Sometimes it seems we love having the problem so very much that we envision only completely unworkable, complicated solutions — just so we can hang on to the problem we say we hate (but actually love). It’s like: “I need a job but don’t want a job but want to revel in what a screw-up I am ‘cuz I’m not getting a job.” How can we love and hate a problem at the same time? It’s called story fondling, and it reinforces negative stuff and keeps us totally and completely stuck in the past.

Identifying the simplest solution is a way to cut through all the debris in your life and find a really good, clean place to be. The simplest solution is always authentic. The simplest solution is easy. The simplest solution is the way to go.

So, when you find yourself tied up in knots trying to find a complicated solution to whatever you face, think of good old William of Ockham and ask yourself: “All other things being equal, what’s the simplest solution?”

Story Fondling


Some time ago I wrote an essay on forgiveness where I suggested that “Forgiveness is when the hurt you’ve suffered no longer drives your decision-making, nor defines who you are.”

Believe me, I’ve returned to those words time and again. And recently I came to see that people who are stuck are often unwilling or unable to let go of the hurt they’ve suffered. They are stuck in the hurt because somehow it defines them in a way that feels, oddly enough, comfortable.

It’s the woman who will tell you, with great bitterness, how unfairly her ex-husband treated her. How he screwed her out of money. How he turned the children against her. How he cheated on her and walked away scot free. The jerk. When did this happen? you might ask, and be shocked to find out — it was 30 years ago.

It’s when your friend starts to complain once again about how intolerable her workplace is. What a psycho her boss is. How brown-nosing her office mates are. How favorites get recognized but hard work is never rewarded. How she has no energy and barely drags herself into work every day. And you’ve heard the same complaints over and over without cease for the past five years.

Being stuck — feeling powerless to change, not knowing what to do, fuzzy thinking — happens to all of us at some time or other. We have a problem and can’t seem to find a way out.

Why is that?

It’s as if staying fully engaged with the problem prevents people from having to come up with a solution. There’s a issue, poppets, when we love the story of our problem so much that we can’t bear to let it go. We’re “story fondling”, as my friend Martha Beck calls it. We love our story. We absolutely adore it. We hold it close, as if it were a tiny baby needing our tender, loving care.

But when we story fondle, we allow our problem to define us and shape our decision-making.

Which is the opposite of forgiveness.

And only prolongs the pain.

The only way forward, as you may have heard, is through. To get unstuck, once and for all, you have to stop focusing on the problem and start focusing on the solution.

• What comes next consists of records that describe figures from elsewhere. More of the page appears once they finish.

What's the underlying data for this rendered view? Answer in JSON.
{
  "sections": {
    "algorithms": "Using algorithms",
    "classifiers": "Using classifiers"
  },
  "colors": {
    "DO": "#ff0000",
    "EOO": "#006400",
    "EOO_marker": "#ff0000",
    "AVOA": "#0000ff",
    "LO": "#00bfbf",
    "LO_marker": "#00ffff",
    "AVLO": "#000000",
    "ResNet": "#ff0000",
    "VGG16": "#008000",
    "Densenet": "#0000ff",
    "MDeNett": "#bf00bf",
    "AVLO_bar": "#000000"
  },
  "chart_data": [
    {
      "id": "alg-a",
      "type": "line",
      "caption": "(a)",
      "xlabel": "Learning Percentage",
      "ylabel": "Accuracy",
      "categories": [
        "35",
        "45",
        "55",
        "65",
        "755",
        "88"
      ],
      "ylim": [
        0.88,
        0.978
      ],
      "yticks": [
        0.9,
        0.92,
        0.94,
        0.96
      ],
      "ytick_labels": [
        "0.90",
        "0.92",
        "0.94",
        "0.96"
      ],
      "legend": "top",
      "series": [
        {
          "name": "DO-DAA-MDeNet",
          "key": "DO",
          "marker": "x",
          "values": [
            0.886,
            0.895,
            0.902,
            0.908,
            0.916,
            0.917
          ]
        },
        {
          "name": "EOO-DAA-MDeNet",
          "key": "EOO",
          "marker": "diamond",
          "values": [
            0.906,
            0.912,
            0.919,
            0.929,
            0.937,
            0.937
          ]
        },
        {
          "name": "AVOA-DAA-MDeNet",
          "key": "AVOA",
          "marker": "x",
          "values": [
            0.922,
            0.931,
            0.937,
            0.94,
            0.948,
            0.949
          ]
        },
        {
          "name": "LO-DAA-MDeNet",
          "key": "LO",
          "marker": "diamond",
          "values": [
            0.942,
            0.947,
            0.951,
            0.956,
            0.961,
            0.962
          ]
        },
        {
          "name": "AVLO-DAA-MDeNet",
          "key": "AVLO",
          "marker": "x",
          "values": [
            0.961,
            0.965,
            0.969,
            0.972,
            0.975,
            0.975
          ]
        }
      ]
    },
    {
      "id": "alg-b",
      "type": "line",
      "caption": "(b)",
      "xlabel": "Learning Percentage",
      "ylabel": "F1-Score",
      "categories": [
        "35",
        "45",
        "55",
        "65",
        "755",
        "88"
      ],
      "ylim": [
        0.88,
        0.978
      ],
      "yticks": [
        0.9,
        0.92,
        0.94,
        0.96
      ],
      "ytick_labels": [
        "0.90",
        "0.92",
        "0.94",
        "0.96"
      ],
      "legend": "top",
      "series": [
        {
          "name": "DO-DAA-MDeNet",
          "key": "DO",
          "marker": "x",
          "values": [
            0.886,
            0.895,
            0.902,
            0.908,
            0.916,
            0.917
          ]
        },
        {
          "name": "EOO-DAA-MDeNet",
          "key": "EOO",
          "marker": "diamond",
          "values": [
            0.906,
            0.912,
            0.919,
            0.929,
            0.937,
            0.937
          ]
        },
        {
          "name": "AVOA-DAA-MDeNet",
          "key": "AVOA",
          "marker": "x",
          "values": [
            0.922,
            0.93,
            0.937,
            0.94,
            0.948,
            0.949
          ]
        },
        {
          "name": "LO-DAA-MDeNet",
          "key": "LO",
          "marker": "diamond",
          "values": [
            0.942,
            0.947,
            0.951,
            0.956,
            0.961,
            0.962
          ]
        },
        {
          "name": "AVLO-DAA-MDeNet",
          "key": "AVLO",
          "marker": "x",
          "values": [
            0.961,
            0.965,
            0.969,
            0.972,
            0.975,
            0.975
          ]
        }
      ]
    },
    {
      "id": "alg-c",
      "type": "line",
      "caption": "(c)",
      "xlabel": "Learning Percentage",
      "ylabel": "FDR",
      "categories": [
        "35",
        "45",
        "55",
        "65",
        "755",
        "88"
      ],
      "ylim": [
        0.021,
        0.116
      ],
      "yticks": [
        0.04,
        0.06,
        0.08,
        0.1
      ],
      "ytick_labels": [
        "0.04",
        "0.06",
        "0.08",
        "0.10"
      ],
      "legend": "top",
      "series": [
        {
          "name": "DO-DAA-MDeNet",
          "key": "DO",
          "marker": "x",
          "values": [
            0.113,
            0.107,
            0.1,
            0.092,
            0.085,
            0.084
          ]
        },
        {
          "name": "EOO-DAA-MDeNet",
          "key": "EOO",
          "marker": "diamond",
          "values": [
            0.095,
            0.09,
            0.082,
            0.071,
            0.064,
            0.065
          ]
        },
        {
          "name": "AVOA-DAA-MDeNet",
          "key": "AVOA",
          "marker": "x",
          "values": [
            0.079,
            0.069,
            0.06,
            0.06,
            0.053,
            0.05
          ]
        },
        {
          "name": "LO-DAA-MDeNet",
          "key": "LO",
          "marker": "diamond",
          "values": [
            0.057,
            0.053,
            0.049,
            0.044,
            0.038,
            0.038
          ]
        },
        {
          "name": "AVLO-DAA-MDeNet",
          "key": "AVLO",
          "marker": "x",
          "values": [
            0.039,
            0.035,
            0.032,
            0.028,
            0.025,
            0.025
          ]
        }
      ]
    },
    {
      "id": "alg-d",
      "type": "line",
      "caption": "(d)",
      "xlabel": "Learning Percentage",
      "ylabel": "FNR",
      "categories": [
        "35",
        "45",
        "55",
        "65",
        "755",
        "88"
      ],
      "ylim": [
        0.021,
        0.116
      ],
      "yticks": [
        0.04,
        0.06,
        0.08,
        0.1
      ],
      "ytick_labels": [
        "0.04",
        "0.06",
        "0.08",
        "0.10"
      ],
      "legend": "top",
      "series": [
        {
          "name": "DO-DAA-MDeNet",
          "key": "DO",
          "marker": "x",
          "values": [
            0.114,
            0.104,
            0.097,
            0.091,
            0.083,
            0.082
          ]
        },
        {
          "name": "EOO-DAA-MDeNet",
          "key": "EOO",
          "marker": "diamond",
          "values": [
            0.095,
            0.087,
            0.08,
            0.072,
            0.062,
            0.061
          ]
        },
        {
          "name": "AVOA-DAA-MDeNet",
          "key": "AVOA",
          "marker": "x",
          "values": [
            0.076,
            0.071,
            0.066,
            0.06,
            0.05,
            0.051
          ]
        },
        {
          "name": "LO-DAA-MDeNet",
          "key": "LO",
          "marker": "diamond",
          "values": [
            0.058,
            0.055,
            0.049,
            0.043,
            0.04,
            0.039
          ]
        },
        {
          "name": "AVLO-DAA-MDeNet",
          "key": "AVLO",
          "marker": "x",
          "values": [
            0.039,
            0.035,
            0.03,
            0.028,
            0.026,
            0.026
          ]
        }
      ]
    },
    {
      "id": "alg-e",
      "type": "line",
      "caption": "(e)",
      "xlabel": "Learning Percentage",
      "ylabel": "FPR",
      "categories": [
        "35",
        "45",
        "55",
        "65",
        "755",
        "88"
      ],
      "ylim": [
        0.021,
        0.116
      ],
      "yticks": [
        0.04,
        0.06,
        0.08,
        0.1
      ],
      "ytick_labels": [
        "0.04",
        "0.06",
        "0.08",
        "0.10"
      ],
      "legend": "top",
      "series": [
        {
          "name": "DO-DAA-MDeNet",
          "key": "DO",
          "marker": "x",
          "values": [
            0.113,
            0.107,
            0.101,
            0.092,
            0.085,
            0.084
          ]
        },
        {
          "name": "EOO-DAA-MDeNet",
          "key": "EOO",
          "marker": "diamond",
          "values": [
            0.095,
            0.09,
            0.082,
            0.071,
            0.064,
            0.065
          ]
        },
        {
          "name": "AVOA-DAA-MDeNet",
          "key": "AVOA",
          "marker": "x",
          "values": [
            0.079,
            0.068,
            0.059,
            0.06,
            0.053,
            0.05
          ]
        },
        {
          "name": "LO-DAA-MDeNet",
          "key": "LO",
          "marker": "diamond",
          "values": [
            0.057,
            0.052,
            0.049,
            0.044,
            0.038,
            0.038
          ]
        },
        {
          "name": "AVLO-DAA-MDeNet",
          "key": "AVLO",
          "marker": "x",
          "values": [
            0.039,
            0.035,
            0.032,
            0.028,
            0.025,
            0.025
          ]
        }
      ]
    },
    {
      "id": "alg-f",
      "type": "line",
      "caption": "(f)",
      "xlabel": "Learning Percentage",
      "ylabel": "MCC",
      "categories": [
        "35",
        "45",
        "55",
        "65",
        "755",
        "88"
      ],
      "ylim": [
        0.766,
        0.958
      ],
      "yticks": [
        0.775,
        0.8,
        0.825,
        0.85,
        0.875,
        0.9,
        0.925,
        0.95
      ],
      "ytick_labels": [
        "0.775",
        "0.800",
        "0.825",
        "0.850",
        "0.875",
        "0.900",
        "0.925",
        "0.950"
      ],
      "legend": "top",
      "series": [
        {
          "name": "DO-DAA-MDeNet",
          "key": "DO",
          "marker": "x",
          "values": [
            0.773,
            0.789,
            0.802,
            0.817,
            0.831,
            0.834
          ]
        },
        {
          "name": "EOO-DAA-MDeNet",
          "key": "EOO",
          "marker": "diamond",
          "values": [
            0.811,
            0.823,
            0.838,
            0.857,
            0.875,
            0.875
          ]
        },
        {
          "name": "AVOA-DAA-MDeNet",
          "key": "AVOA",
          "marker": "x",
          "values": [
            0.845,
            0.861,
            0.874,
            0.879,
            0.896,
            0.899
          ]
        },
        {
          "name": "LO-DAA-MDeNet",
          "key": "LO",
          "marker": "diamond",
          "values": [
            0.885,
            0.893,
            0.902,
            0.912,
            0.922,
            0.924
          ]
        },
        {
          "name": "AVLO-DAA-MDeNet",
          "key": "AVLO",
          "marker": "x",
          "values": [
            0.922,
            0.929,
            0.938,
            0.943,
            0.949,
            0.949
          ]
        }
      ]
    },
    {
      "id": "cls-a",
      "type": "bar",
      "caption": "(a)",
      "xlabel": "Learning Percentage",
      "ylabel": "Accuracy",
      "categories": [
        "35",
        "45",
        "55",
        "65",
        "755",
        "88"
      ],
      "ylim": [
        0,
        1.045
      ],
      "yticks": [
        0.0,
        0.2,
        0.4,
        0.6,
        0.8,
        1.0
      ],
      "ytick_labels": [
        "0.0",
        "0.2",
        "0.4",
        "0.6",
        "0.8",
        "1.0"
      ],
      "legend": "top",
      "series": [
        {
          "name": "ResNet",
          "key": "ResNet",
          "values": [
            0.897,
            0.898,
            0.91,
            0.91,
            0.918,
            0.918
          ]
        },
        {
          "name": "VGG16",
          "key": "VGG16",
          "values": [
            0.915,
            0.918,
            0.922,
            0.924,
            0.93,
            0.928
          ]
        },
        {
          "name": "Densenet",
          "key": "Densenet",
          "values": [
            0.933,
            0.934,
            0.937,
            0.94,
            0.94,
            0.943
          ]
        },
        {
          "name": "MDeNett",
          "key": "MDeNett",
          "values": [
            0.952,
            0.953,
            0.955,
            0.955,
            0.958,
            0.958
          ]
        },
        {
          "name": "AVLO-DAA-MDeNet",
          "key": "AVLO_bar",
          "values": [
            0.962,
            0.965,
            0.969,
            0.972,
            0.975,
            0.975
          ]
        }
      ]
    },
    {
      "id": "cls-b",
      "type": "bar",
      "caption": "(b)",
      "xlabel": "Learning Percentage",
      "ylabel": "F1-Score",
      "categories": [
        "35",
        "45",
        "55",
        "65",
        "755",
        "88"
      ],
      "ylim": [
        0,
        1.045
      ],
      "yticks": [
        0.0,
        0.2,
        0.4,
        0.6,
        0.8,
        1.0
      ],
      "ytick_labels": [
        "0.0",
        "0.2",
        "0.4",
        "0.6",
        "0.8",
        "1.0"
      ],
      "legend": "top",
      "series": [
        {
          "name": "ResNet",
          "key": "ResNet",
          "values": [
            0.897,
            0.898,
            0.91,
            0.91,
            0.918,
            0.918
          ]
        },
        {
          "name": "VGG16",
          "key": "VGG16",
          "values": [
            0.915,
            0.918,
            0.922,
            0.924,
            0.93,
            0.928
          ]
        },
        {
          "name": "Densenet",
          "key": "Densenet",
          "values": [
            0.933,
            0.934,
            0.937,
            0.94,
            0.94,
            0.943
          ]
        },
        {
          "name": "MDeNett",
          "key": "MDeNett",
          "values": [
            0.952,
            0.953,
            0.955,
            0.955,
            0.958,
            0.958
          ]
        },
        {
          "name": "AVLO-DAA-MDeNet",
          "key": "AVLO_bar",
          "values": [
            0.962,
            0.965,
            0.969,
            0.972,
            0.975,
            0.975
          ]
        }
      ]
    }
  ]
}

You have to break up with the problem and start dating a solution. Or play the field if you want and try several solutions.

Sure, sometimes we fondle our problem in an attempt to understand it. And that’s important — understanding the pain can help us craft a solution that works. But 30 years of fondling? Excessive. That’s 30 years of living life in pain, and on hold. Which might feel safe, but is ultimately a waste.

What you’ve got, for sure, is today. Yesterday’s gone and tomorrow is not promised. Laying the problem aside and living right here, right now, focused on solutions — that’s the key to arriving at the most powerful point of forgiveness — self-forgiveness. Which is the path toward a vibrant life, worth living.